OF 4.7.1 presence message repeats status code entry over 6000 times; 100% cpu usage

Openfire version 4.7.1

Debug message: “org.jivesoftware.openfire.muc.MUCRole - Send packet to nickname null and userJid null”
Reason: User seems to be unreachable (didn’t respond to a ping request).

Presence message contains over 6000 times items.

Presence message is sent for any user that is online. So system slow downs with a cpu usage of 100%.

TaskEngine-pool-6032 org.jivesoftware.openfire.muc.MUCRole - Send packet <presence from="XXX" to="YYY" type="unavailable"><x xmlns="http://jabber.org/protocol/muc#user"><item jid="ZZZ" affiliation="member" role="none"><reason>User seems to be unreachable (didn't respond to a ping request).</reason></item><status code="307"/><status code="110"/><status code="110"/> ... <status code="110"/><status code="110"/><status code="110"/></x></presence> to nickname null and userJid null

This is concerning. The nickname value can be null in certain circumstances, but I would not expect the userJid to ever be null.

Can you reproduce this issue?

Can you tell us more about the nature of your setup? Do you run Openfire without any modifications, plugins, etc? What clients are you using?

This issue has happened to us too.

Unfortunately, we have no evidence apart from over 1GB of logs repeating this kind of messages, with over 10k of <status code="110">

The only difference is that we have OF 4.7.4.

We will be monitoring it in order to gather more info about it.

In the meantime, anything we can check?

Regards

Can you identify the ‘from’ and ‘to’ addresses in the stanza? If they refer to a user, what client is that user using? Can you reproduce the problem at will?

<presence from="room@SERVICEID.SERVER/RESOURCE|NICKNAMEX|" to="room@SERVICEID.SERVER/RESOURCE|NICKNAMEX|" type="unavailable"><x xmlns="http://jabber.org/protocol/muc#user"><item jid="username@SERVER/RESOURCE" affiliation="member" role="none"><reason>User seems to be unreachable (didn't respond to a ping request).</reason></item><status code="307"/><status code="110"/>~10K more 110's

Our room names are generated using UDIDs and we are providing extra info as Nicknames in order to paint more info about a given user (real name, avatar, our main system user’s ID to request a full profile, etc.)

The user is using a custom client, developed by us, which is developed as an Angular App using Strophe.JS.

I can’t reproduce it right now, it has been working fine since April’s 28th, and some minor tests don’t provoke it.

The original author of this thread mentioned having null references for user and nickname values. That’s not apparent from the information that you’re providing.

As a single instance, this seems to be a regular removal of a MUC occupant, because Openfire believes the occupant’s client is no longer connected to Openfire. To determine this, Openfire sends an IQ stanza to the client, which the client must respond to (even if it’s just with an error that it cannot understand the request - this is mandated by the XMPP specification). Maybe your client does not respond to all IQ requests?
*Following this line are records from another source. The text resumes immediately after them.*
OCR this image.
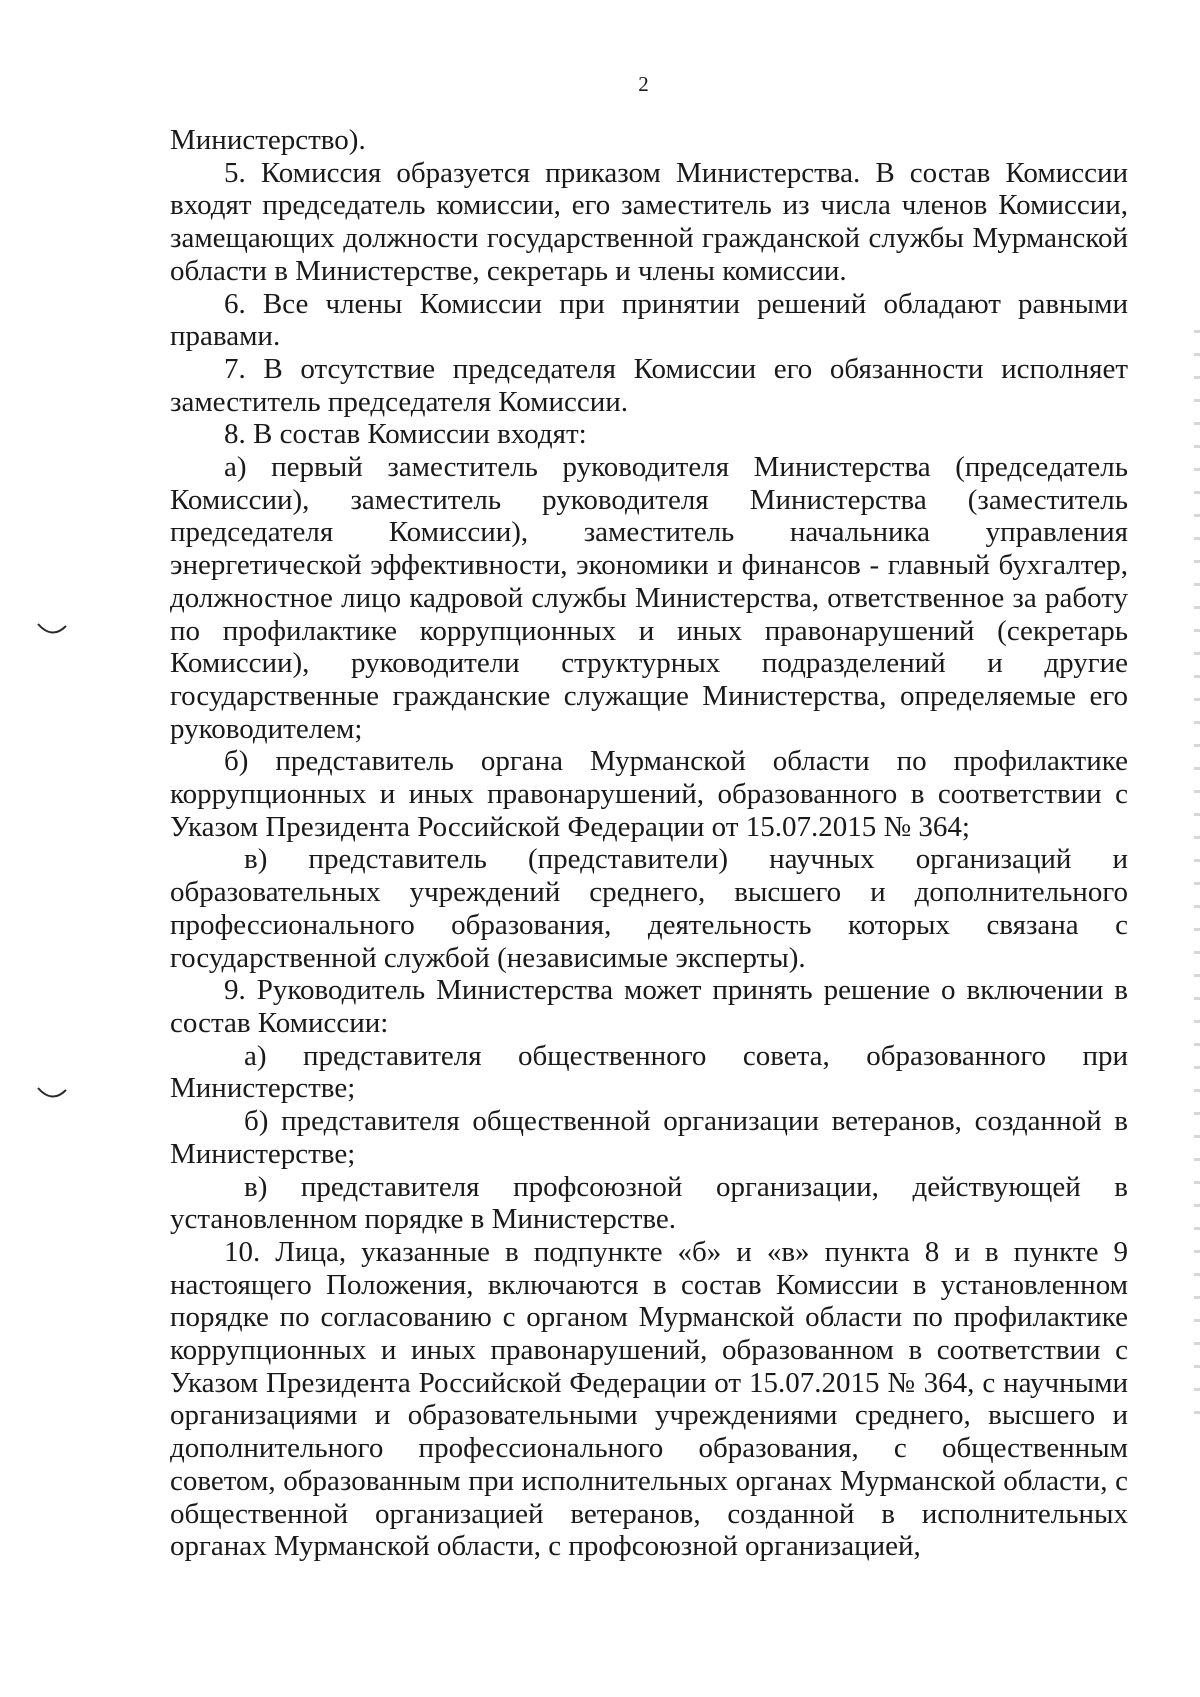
2

Министерство).

5. Комиссия образуется приказом Министерства. В состав Комиссии входят председатель комиссии, его заместитель из числа членов Комиссии, замещающих должности государственной гражданской службы Мурманской области в Министерстве, секретарь и члены комиссии.

6. Все члены Комиссии при принятии решений обладают равными правами.

7. В отсутствие председателя Комиссии его обязанности исполняет заместитель председателя Комиссии.

8. В состав Комиссии входят:

а) первый заместитель руководителя Министерства (председатель Комиссии), заместитель руководителя Министерства (заместитель председателя Комиссии), заместитель начальника управления энергетической эффективности, экономики и финансов - главный бухгалтер, должностное лицо кадровой службы Министерства, ответственное за работу по профилактике коррупционных и иных правонарушений (секретарь Комиссии), руководители структурных подразделений и другие государственные гражданские служащие Министерства, определяемые его руководителем;

б) представитель органа Мурманской области по профилактике коррупционных и иных правонарушений, образованного в соответствии с Указом Президента Российской Федерации от 15.07.2015 № 364;

в) представитель (представители) научных организаций и образовательных учреждений среднего, высшего и дополнительного профессионального образования, деятельность которых связана с государственной службой (независимые эксперты).

9. Руководитель Министерства может принять решение о включении в состав Комиссии:

а) представителя общественного совета, образованного при Министерстве;

б) представителя общественной организации ветеранов, созданной в Министерстве;

в) представителя профсоюзной организации, действующей в установленном порядке в Министерстве.

10. Лица, указанные в подпункте «б» и «в» пункта 8 и в пункте 9 настоящего Положения, включаются в состав Комиссии в установленном порядке по согласованию с органом Мурманской области по профилактике коррупционных и иных правонарушений, образованном в соответствии с Указом Президента Российской Федерации от 15.07.2015 № 364, с научными организациями и образовательными учреждениями среднего, высшего и дополнительного профессионального образования, с общественным советом, образованным при исполнительных органах Мурманской области, с общественной организацией ветеранов, созданной в исполнительных органах Мурманской области, с профсоюзной организацией,
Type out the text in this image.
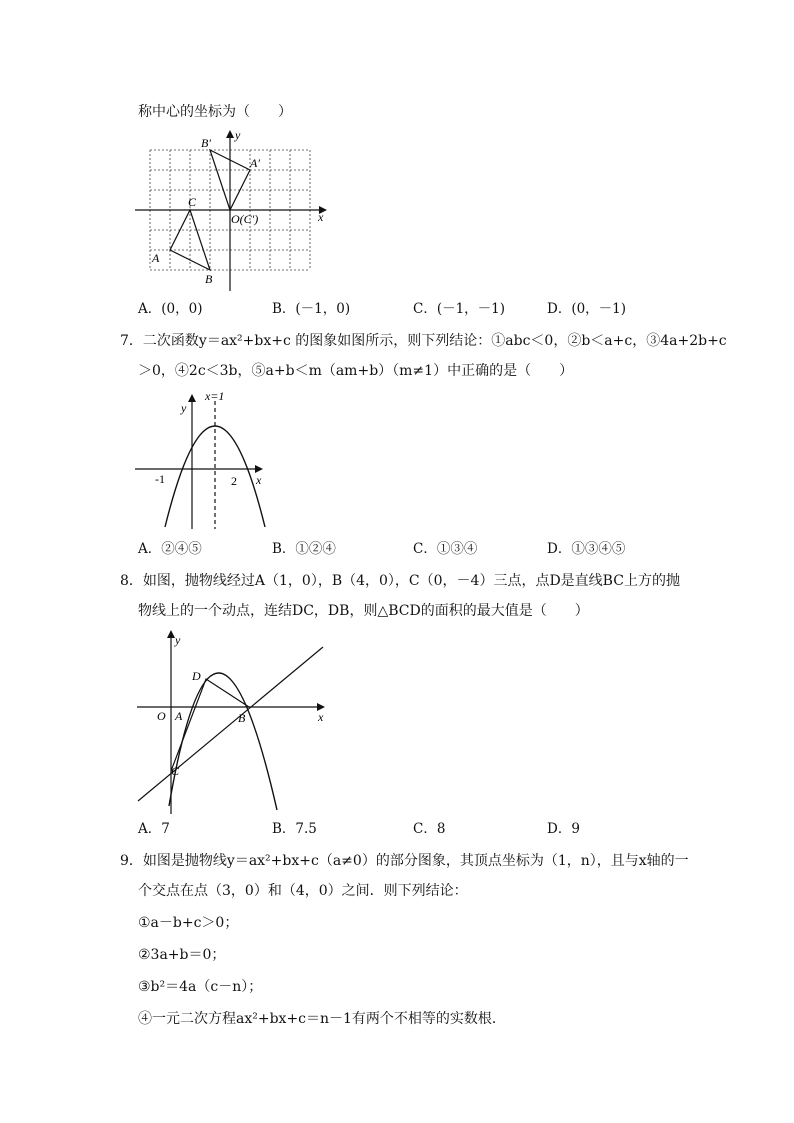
称中心的坐标为（　　）
B′
y
A′
C
O(C′)	x
A
B
A．(0，0)	B．(－1，0)	C．(－1，－1)	D．(0，－1)
7．二次函数y＝ax²+bx+c 的图象如图所示，则下列结论：①abc＜0，②b＜a+c，③4a+2b+c
＞0，④2c＜3b，⑤a+b＜m（am+b）（m≠1）中正确的是（　　）
y
x=1
-1	2 x
A．②④⑤	B．①②④	C．①③④	D．①③④⑤
8．如图，抛物线经过A（1，0），B（4，0），C（0，－4）三点，点D是直线BC上方的抛
物线上的一个动点，连结DC，DB，则△BCD的面积的最大值是（　　）
y
D
O A	B	x
C
A．7	B．7.5	C．8	D．9
9．如图是抛物线y＝ax²+bx+c（a≠0）的部分图象，其顶点坐标为（1，n），且与x轴的一
个交点在点（3，0）和（4，0）之间．则下列结论：
①a－b+c＞0；
②3a+b＝0；
③b²＝4a（c－n）；
④一元二次方程ax²+bx+c＝n－1有两个不相等的实数根．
If you have many active users, and/or clients rejoin automatically, then this perhaps explains why you see a lot of these messages - unless they’re all happening for the same user within the same few seconds - that’s indicative of some kind of looping error.

Sorry, you’re correct, I’ve misinterpreted the original message because we have this line several times too: Nickname is null, assuming room role

What is similar is having almost 10k <status code="110"/> for the same presence.

I’ve checked the logs and this happens hundreds of times (+500) at nearly the very same moment for the same user.

So we have hundreds of lines for the same user at the same time containing thousands of <status code="110"/> .

You mean that it could be related to having to respond to that IQ stanza and we’re not responding? Anyways hundreds of lines with thousands of those status code seems that we have to look somewhere else, could it be?

Regards.

Yes and no. The Openfire code that generates this error clearly has some kind of bug if it triggers 100s of times for the same user. You might be able to work around the issue, by avoiding that code from being triggered by Openfire. You might be able to do that by making sure that the client responds to every IQ request (even if it’s just with an error indicating that the client does not understand the request). This behavior is mandatory in XMPP anyways.